16 Para a análise, foram consideradas as seguintes afirmações: 1) "No seu país, um governo militar pode solucionar mais ou menos coisas do que um governo democrático?"; 2) "Um governo militar pode substituir um governo democrático se as coisas se tornarem muito difíceis"; 3) "Não importa que um governo não- democrático chegue ao poder se puder resolver os problemas econômicos"; 4) "Quando uma situação difícil, não importa que o governo passe por cima das leis, do parlamento e das instituições com o objetivo de resolver os problemas"; 5) "Se o país passa por sérias dificuldades, o presidente não precisa se limitar ao que dizem as leis"; 6) "Eu daria um cheque em branco a um líder salvador que resolvesse os problemas do país"; 7) "Prefiro a democracia a um líder que tenha todo o poder sem o controle das leis"; 8) "Como é a democracia no seu país: uma democracia plena, uma democracia com pequenos problemas, uma democracia com grandes problemas ou não é uma democracia?".
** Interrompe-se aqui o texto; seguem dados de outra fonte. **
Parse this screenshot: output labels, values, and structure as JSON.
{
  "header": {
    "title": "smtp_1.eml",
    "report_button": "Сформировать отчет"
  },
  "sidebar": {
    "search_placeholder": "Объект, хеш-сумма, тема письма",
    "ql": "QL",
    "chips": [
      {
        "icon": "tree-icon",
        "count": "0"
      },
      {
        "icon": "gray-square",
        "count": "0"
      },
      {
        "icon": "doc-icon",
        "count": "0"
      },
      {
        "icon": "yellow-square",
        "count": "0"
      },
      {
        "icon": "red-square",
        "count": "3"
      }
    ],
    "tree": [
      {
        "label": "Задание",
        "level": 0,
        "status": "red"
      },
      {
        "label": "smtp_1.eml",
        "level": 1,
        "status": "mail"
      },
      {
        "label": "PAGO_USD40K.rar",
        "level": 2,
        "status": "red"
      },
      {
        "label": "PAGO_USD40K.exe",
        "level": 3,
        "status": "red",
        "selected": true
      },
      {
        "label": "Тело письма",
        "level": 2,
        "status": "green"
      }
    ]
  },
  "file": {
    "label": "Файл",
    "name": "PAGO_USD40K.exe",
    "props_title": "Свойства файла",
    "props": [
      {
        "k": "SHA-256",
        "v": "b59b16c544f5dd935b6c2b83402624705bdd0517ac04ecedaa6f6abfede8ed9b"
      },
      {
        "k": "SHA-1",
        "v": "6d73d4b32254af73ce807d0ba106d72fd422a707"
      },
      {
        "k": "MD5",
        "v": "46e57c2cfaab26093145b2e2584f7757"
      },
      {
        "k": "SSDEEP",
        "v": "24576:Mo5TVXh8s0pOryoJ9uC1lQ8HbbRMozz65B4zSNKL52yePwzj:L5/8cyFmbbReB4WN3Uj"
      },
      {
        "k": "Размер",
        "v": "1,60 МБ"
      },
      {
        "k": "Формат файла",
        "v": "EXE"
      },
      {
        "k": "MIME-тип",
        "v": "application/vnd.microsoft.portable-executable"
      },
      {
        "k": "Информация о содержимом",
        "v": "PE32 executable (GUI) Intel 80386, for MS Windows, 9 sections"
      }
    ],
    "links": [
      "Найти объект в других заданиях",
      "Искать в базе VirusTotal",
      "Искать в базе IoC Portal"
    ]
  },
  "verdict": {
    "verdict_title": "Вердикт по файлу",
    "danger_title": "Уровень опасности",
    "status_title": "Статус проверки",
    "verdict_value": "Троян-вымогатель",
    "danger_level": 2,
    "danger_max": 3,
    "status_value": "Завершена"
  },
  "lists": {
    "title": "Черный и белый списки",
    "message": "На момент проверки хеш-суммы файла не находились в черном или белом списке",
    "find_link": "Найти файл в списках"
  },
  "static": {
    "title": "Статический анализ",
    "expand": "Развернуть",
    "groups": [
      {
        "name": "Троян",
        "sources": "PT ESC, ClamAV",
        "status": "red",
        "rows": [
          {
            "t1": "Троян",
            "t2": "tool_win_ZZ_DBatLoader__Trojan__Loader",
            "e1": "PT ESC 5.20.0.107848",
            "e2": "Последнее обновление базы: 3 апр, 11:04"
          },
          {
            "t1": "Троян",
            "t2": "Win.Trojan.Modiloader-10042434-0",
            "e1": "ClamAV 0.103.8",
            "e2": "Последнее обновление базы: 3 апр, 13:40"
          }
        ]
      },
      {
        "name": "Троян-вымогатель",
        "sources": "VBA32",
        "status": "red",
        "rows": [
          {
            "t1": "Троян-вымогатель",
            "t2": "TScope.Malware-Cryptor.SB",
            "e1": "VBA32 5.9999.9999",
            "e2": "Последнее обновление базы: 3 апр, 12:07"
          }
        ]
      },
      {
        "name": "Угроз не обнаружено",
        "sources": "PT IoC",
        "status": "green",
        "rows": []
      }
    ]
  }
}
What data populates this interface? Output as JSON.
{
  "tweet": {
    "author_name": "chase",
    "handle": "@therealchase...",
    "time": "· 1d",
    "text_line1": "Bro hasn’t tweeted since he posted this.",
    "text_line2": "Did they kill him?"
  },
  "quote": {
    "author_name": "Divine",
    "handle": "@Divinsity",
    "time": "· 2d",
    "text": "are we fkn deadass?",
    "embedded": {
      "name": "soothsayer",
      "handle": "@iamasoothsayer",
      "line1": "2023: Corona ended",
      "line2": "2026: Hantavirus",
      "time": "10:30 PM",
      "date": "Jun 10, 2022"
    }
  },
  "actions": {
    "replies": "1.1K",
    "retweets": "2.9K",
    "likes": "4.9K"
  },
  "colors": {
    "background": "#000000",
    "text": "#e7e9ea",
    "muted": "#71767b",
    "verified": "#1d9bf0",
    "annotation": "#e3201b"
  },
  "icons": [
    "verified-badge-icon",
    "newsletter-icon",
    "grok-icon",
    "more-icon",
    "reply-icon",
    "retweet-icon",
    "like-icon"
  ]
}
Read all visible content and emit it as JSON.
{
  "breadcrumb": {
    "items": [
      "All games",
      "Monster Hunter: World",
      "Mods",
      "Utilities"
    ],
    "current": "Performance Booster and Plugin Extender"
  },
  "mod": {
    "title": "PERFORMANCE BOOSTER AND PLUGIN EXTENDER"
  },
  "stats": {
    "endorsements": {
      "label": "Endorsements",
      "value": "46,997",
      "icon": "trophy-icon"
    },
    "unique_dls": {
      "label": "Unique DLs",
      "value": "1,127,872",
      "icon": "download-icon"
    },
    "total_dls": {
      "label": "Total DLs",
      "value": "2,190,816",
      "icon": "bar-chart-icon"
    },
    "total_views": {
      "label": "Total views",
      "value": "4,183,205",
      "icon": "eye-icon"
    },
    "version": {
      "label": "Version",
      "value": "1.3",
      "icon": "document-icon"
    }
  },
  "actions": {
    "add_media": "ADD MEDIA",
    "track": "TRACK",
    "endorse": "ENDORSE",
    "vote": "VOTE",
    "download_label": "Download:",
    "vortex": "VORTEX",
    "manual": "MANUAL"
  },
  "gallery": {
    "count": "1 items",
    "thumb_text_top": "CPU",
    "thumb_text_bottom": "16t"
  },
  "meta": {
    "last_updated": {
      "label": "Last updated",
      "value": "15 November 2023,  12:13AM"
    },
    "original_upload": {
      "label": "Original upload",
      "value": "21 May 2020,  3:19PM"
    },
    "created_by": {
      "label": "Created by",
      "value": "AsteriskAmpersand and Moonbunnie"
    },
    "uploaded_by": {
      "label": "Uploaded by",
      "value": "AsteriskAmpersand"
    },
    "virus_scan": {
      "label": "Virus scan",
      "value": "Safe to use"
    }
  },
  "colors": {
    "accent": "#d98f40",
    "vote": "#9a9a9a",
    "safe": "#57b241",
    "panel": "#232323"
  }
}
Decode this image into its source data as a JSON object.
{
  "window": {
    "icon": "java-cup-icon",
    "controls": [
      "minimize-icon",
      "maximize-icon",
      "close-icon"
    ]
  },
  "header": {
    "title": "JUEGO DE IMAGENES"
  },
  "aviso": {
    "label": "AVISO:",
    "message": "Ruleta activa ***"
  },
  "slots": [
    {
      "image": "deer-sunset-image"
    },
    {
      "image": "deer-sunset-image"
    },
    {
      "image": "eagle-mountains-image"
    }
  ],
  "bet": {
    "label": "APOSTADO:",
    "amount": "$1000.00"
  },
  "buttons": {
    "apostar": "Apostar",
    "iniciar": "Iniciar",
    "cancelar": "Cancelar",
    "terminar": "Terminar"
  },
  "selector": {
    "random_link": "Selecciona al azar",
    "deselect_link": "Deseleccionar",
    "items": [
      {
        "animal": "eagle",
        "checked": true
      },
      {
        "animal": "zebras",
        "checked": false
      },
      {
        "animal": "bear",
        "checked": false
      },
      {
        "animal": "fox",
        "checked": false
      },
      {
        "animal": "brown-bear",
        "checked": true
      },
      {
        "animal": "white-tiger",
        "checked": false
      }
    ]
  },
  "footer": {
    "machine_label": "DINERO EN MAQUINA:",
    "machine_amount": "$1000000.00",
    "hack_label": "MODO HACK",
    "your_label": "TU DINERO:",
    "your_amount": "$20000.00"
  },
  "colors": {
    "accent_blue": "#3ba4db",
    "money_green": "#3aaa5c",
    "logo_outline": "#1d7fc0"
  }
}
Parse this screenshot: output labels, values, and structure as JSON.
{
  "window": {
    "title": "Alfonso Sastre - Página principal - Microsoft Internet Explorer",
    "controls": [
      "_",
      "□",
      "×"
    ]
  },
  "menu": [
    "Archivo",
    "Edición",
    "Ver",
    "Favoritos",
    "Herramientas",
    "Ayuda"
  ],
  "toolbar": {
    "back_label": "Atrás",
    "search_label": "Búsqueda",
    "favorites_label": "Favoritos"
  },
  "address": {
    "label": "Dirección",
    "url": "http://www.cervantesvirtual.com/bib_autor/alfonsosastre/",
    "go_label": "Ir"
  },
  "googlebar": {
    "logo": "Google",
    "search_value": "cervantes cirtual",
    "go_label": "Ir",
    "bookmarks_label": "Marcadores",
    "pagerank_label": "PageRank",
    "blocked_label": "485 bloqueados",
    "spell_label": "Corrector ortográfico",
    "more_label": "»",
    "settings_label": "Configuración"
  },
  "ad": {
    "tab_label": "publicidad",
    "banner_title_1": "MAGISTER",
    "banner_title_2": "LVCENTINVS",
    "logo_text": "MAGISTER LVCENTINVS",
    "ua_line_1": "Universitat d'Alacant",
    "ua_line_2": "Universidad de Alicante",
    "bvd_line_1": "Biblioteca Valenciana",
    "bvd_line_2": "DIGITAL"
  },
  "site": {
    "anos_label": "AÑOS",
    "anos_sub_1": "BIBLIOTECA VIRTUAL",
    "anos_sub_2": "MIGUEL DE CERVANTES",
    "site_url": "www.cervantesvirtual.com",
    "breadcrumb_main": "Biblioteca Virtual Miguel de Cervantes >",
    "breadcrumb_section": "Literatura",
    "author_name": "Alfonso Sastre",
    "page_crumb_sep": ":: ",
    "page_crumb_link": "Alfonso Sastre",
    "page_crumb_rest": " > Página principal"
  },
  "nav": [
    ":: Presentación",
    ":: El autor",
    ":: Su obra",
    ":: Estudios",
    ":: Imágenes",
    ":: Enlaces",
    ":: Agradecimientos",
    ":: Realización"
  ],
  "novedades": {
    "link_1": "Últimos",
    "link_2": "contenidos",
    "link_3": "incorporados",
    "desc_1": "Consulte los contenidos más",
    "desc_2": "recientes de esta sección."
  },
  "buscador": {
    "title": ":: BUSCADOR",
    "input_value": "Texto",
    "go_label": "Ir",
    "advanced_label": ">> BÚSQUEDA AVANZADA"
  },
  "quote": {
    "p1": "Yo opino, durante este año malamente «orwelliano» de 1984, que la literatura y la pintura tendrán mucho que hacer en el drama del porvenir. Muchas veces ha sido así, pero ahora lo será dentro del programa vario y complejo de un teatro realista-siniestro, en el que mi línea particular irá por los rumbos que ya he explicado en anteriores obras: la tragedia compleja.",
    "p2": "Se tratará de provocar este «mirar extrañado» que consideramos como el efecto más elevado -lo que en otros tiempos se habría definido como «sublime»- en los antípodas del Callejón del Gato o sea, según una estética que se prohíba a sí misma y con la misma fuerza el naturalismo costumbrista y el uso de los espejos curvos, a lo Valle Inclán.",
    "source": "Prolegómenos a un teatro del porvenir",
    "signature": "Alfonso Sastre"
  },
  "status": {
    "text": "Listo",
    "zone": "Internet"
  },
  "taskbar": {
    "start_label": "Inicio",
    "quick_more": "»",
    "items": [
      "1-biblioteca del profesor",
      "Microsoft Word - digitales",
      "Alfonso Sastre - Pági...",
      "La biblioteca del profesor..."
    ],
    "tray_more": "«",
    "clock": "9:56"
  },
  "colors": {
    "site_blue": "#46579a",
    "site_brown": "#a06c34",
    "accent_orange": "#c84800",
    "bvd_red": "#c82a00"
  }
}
17 A satisfação com a democracia foi medida pela seguinte pergunta: "Em geral, você diria que está muito satisfeito, satisfeito, não muito satisfeito ou nada satisfeito com o funcionamento da democracia no país?". Neste estudo, adotou-se a versão dicotômica, isto é, satisfeito ou insatisfeito. Quanto à confiança política, a questão utilizada foi: "Por favor, veja este cartão e diga, para cada instituição listada, quanta confiança você tem em cada uma delas: muita, alguma, pouca ou nenhuma confiança". As instituições consideradas nas análises foram: o Congresso Nacional, os partidos políticos, o Judiciário e a polícia.

18 Em vista da tradição latino-americana e, em especial, da brasileira de desvalorizar o parlamento e os partidos políticos, foram escolhidas as seguintes questões para teste: "Algumas pessoas dizem que sem partidos políticos não pode haver democracia, enquanto outras dizem que a democracia pode funcionar sem partidos" e "Algumas pessoas dizem que sem o Congresso Nacional não pode haver democracia, enquanto outras dizem que a democracia pode funcionar sem o Congresso - qual frase está mais próxima da sua maneira de pensar?". A variável foi dicotomizada e utilizada a alternativa negativa no teste.

19 As perguntas referiam-se à avaliação da situação econômica do país, da situação econômica do entrevistado, da renda familiar, da igualdade diante da lei, do orgulho quanto à nacionalidade, da percepção sobre a intensidade da corrupção, da efetividade das eleições e da religiosidade, além de indicadores sociodemográficos.

20 O resultado é diferente daquele obtido por Lopes (2004) no que se refere ao papel da avaliação da economia para a confiança institucional, indicando que esta é uma área que demanda mais pesquisa.